One restorative measure I can take is a day-long retreat. In early February, I may plan one. Another thing I can do is the Winter Feast for the Soul, a forty-day celebration of kindness, connectedness, and gratitude, which began on 1/15 and finishes up at the beginning of Lent. The program includes online, guided meditations in several faith traditions, including a set of interfaith meditations. The website lists lots of resources for celebrating this time of year: 40 minutes per day for 40 days. I'm getting a late start on this, but actually it's never to late to do spiritual work, is it? Check it out with me!

Friday, January 13, 2012

Elderly animals video

Just came across this on Facebook. It's about five minutes long, but well worth it if you're an animal-lover, especially if you've loved an older animal.

Friday, January 06, 2012

Best dog in my world

I'm relaxing tonight, dogs all around.

Max and Amber, the 5-year-old standard poodle littermates, are on the bed with me. For some reason, they feel that they must lie on their sides with their legs stretched straight out, so that they occupy most of the available space. Every now and then, when they are dreaming of prey (poodles were originally hunting dogs in Germany -- no pink bows or painted toenails there), their legs twitch as if they are running, and they give a sotto voce "yip" every now and then.
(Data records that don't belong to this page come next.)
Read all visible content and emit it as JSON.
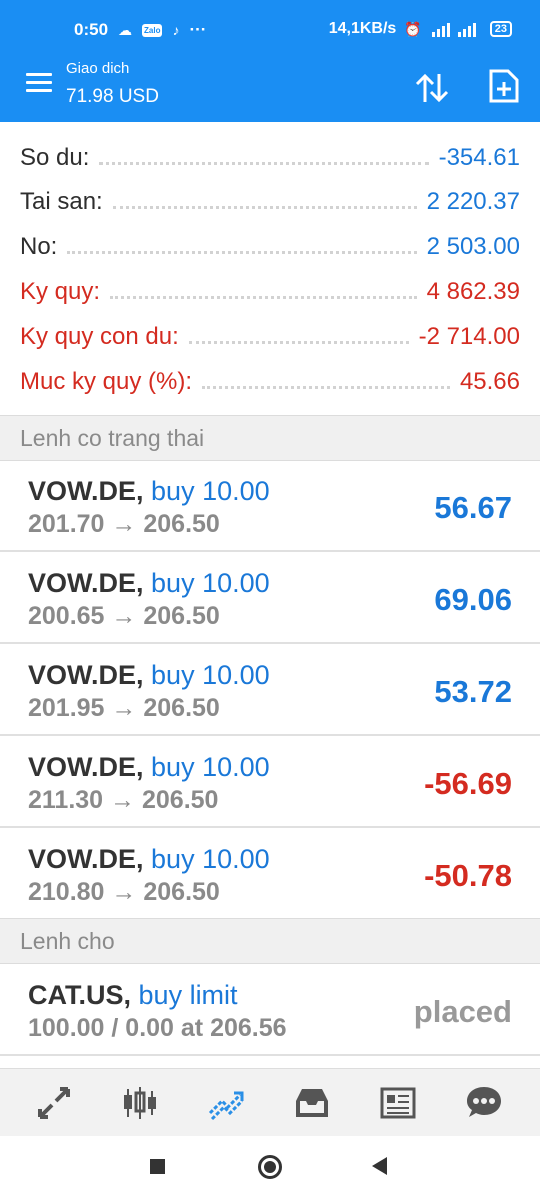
{
  "statusbar": {
    "time": "0:50",
    "dots": "···",
    "network_speed": "14,1KB/s",
    "battery": "23"
  },
  "header": {
    "title": "Giao dich",
    "subtitle": "71.98 USD"
  },
  "summary": [
    {
      "label": "So du:",
      "value": "-354.61"
    },
    {
      "label": "Tai san:",
      "value": "2 220.37"
    },
    {
      "label": "No:",
      "value": "2 503.00"
    },
    {
      "label": "Ky quy:",
      "value": "4 862.39"
    },
    {
      "label": "Ky quy con du:",
      "value": "-2 714.00"
    },
    {
      "label": "Muc ky quy (%):",
      "value": "45.66"
    }
  ],
  "open_positions": {
    "header": "Lenh co trang thai",
    "items": [
      {
        "symbol": "VOW.DE,",
        "side": "buy 10.00",
        "prices": "201.70 → 206.50",
        "profit": "56.67"
      },
      {
        "symbol": "VOW.DE,",
        "side": "buy 10.00",
        "prices": "200.65 → 206.50",
        "profit": "69.06"
      },
      {
        "symbol": "VOW.DE,",
        "side": "buy 10.00",
        "prices": "201.95 → 206.50",
        "profit": "53.72"
      },
      {
        "symbol": "VOW.DE,",
        "side": "buy 10.00",
        "prices": "211.30 → 206.50",
        "profit": "-56.69"
      },
      {
        "symbol": "VOW.DE,",
        "side": "buy 10.00",
        "prices": "210.80 → 206.50",
        "profit": "-50.78"
      }
    ]
  },
  "pending_orders": {
    "header": "Lenh cho",
    "items": [
      {
        "symbol": "CAT.US,",
        "side": "buy limit",
        "details": "100.00 / 0.00 at 206.56",
        "status": "placed"
      }
    ]
  },
  "colors": {
    "accent": "#1a8ef3",
    "positive": "#1a78d8",
    "negative": "#d42b20"
  },
  "tabs": [
    "quotes-icon",
    "chart-icon",
    "trade-icon",
    "history-icon",
    "news-icon",
    "messages-icon"
  ]
}
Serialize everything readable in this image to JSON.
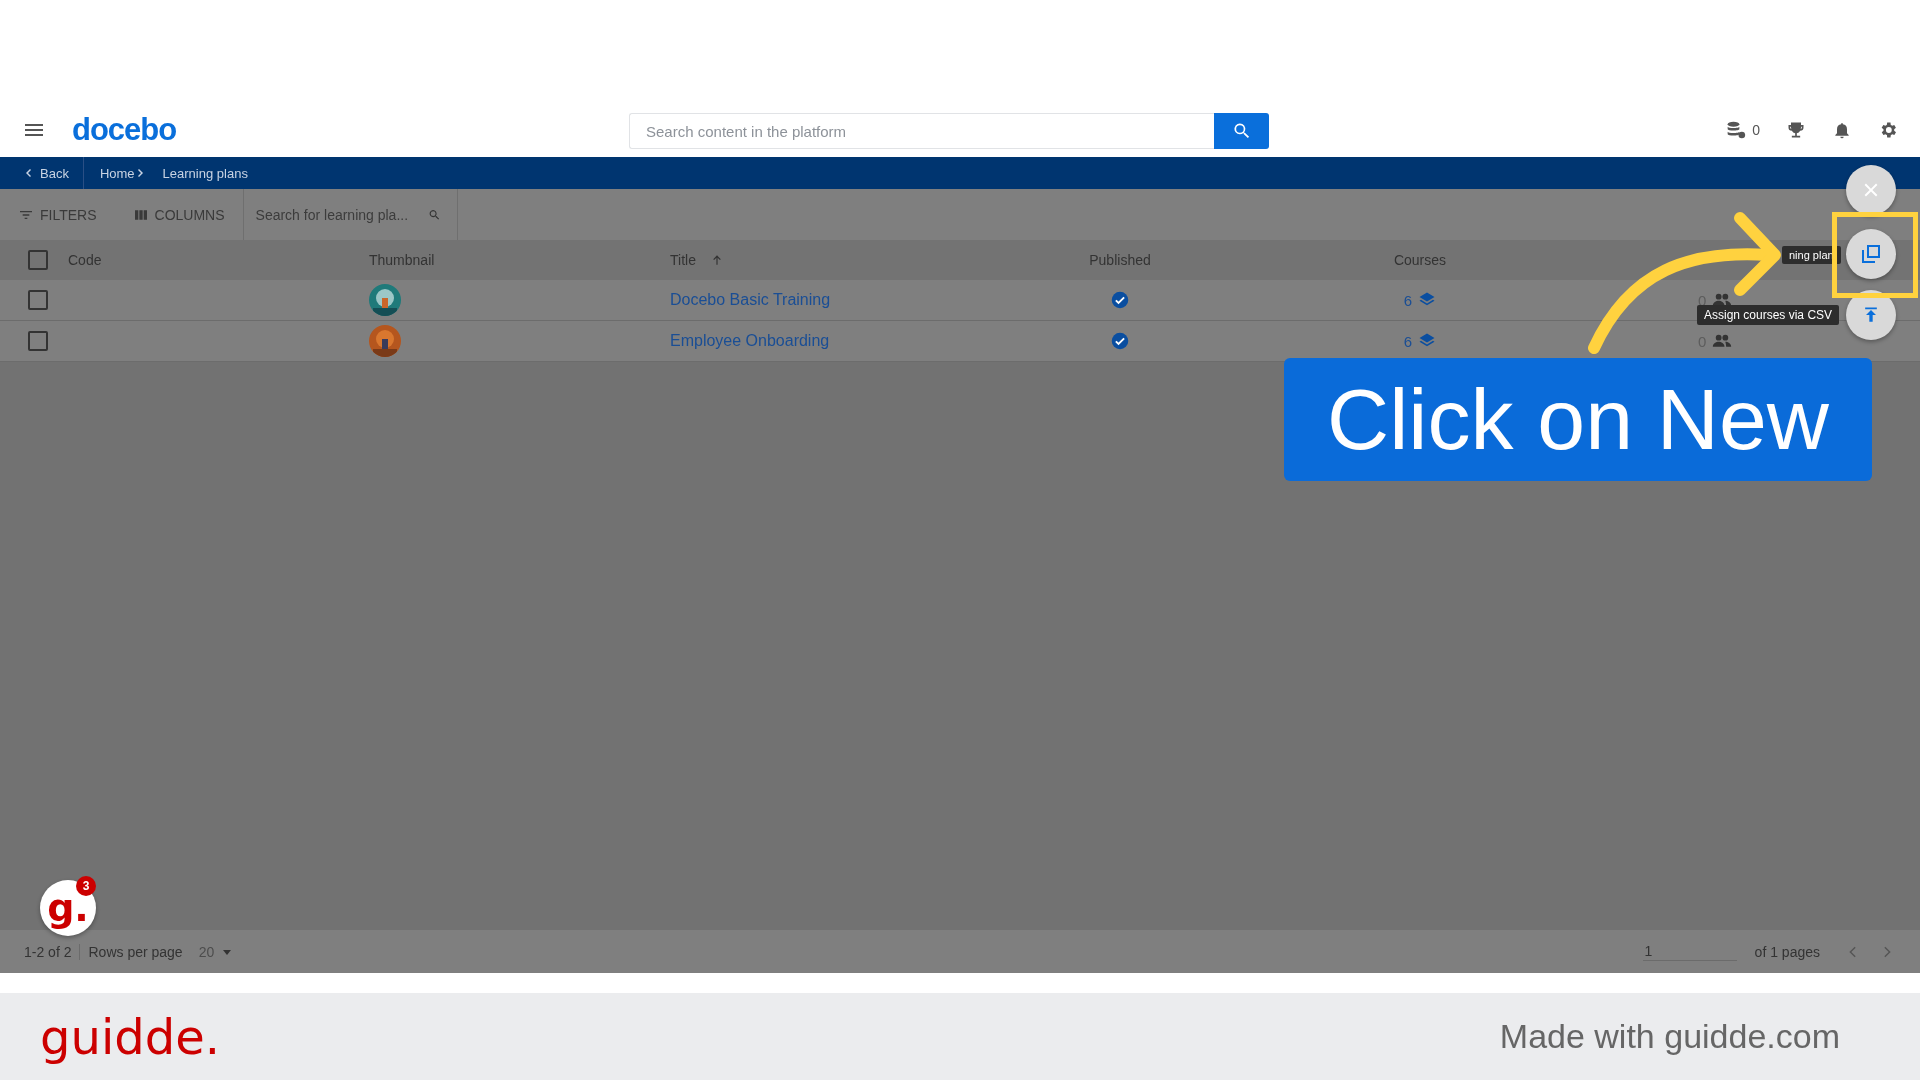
{
  "header": {
    "logo": "docebo",
    "search": {
      "placeholder": "Search content in the platform"
    },
    "credits": "0"
  },
  "breadcrumb": {
    "back": "Back",
    "items": [
      "Home",
      "Learning plans"
    ]
  },
  "toolbar": {
    "filters": "FILTERS",
    "columns": "COLUMNS",
    "search": {
      "placeholder": "Search for learning pla..."
    }
  },
  "table": {
    "all_checked": false,
    "columns": [
      {
        "label": "Code",
        "sorted": false
      },
      {
        "label": "Thumbnail",
        "sorted": false
      },
      {
        "label": "Title",
        "sorted": true
      },
      {
        "label": "Published",
        "sorted": false
      },
      {
        "label": "Courses",
        "sorted": false
      }
    ],
    "rows": [
      {
        "checked": false,
        "title": "Docebo Basic Training",
        "published": true,
        "courses": "6",
        "enrollments": "0"
      },
      {
        "checked": false,
        "title": "Employee Onboarding",
        "published": true,
        "courses": "6",
        "enrollments": "0"
      }
    ]
  },
  "fab": {
    "tooltips": [
      "ning plan",
      "Assign courses via CSV"
    ]
  },
  "callout": "Click on New",
  "helper_badge": {
    "letter": "g.",
    "count": "3"
  },
  "pagination": {
    "range": "1-2 of 2",
    "rows_label": "Rows per page",
    "rows_value": "20",
    "page": "1",
    "pages": "of 1 pages"
  },
  "footer": {
    "logo": "guidde.",
    "credit": "Made with guidde.com"
  }
}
But the queen sits on the floor next to the bed. Shadow, my first standard poodle, is now fifteen and a half, and no longer gets up on the bed, mainly because she can't jump anymore, but also because she can't see where the bed ends and empty space begins. So she sits patiently on the floor.

I'm a great fan of older dogs -- I could see adopting a few more. There's a wisdom in older animals, human and canine, that gradually replaces the exuberance of youth. I know the end is coming but I treasure every minute. Dogs, especially large dogs, never lived this long when I was a kid; I know Shadow is on borrowed time. She can still climb the stairs fairly well, but she won't go downstairs unless I walk backwards in front of her, holding her collar. She lost bowel and bladder control a few months ago. I have become an avid fan of Swiffer products, and have cornered the market on air freshener.
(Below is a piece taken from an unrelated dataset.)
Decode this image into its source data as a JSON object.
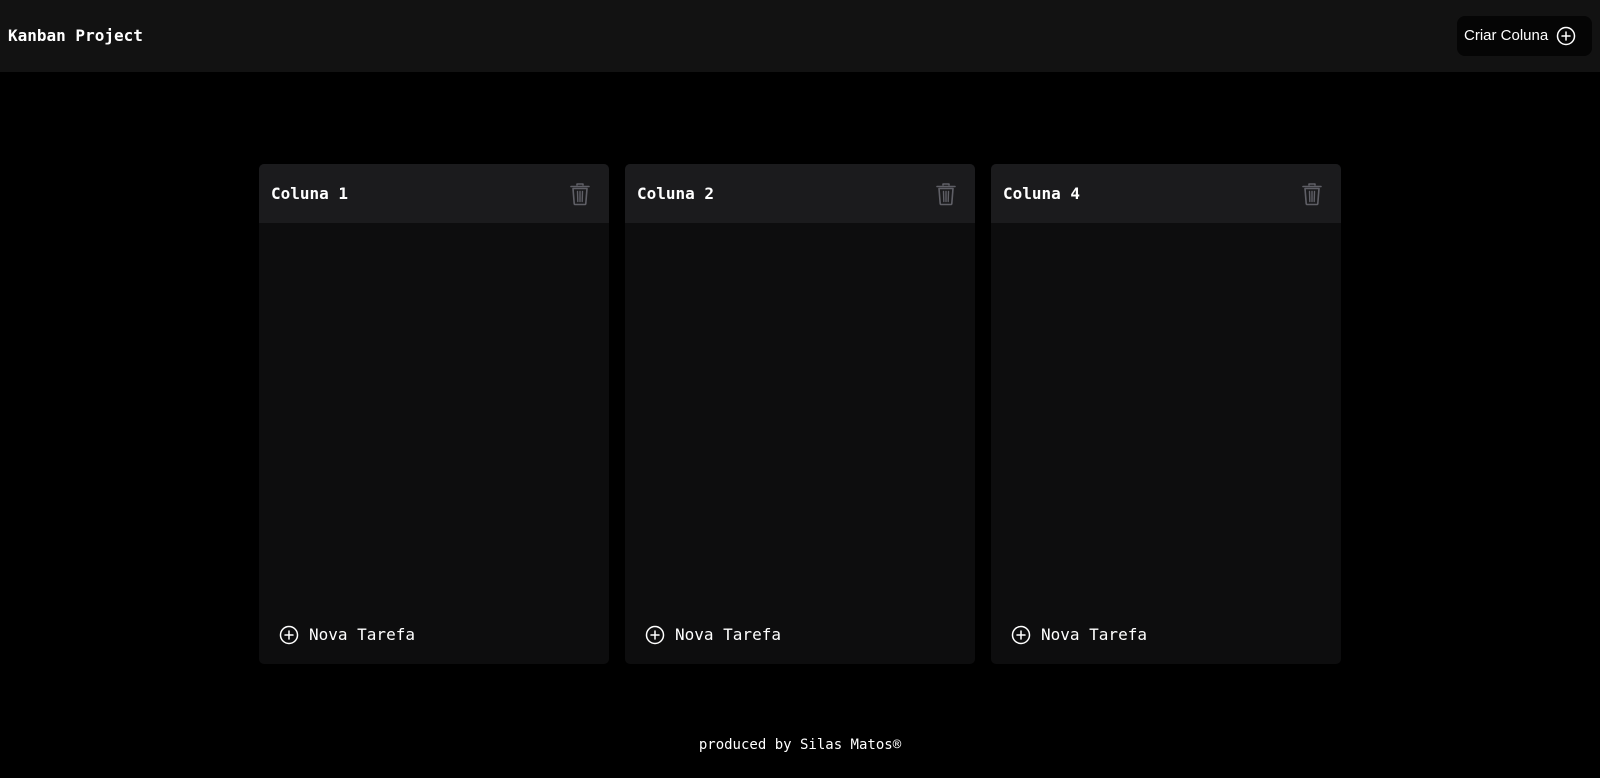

Knowing when to let go is the tricky bit. I see no sign that Shadow's in any pain. She still eats heartily. She still snarls at her younger furry companions, just as she always has. She has borne the indignities of old age better than I probably will. So the time is not yet, but it's coming. This is the part I don't cope with very well.

We brought Shadow home in the summer of 1996, when our younger child started coming home from grade school alone -- she felt better coming home to a house with a nice big dog there. And so Shadow has helped me raise my kids. Since that younger child is now nearly done dental school, you can see how long Shadow has been part of our lives. That's a venerable contribution to any family's life.

So parting won't be easy, even though I trust we'll be together again on the Other Side. In the meantime, Shadow is my treasure. And I'll trust that, when the parting comes, I'll be able to stand it somehow.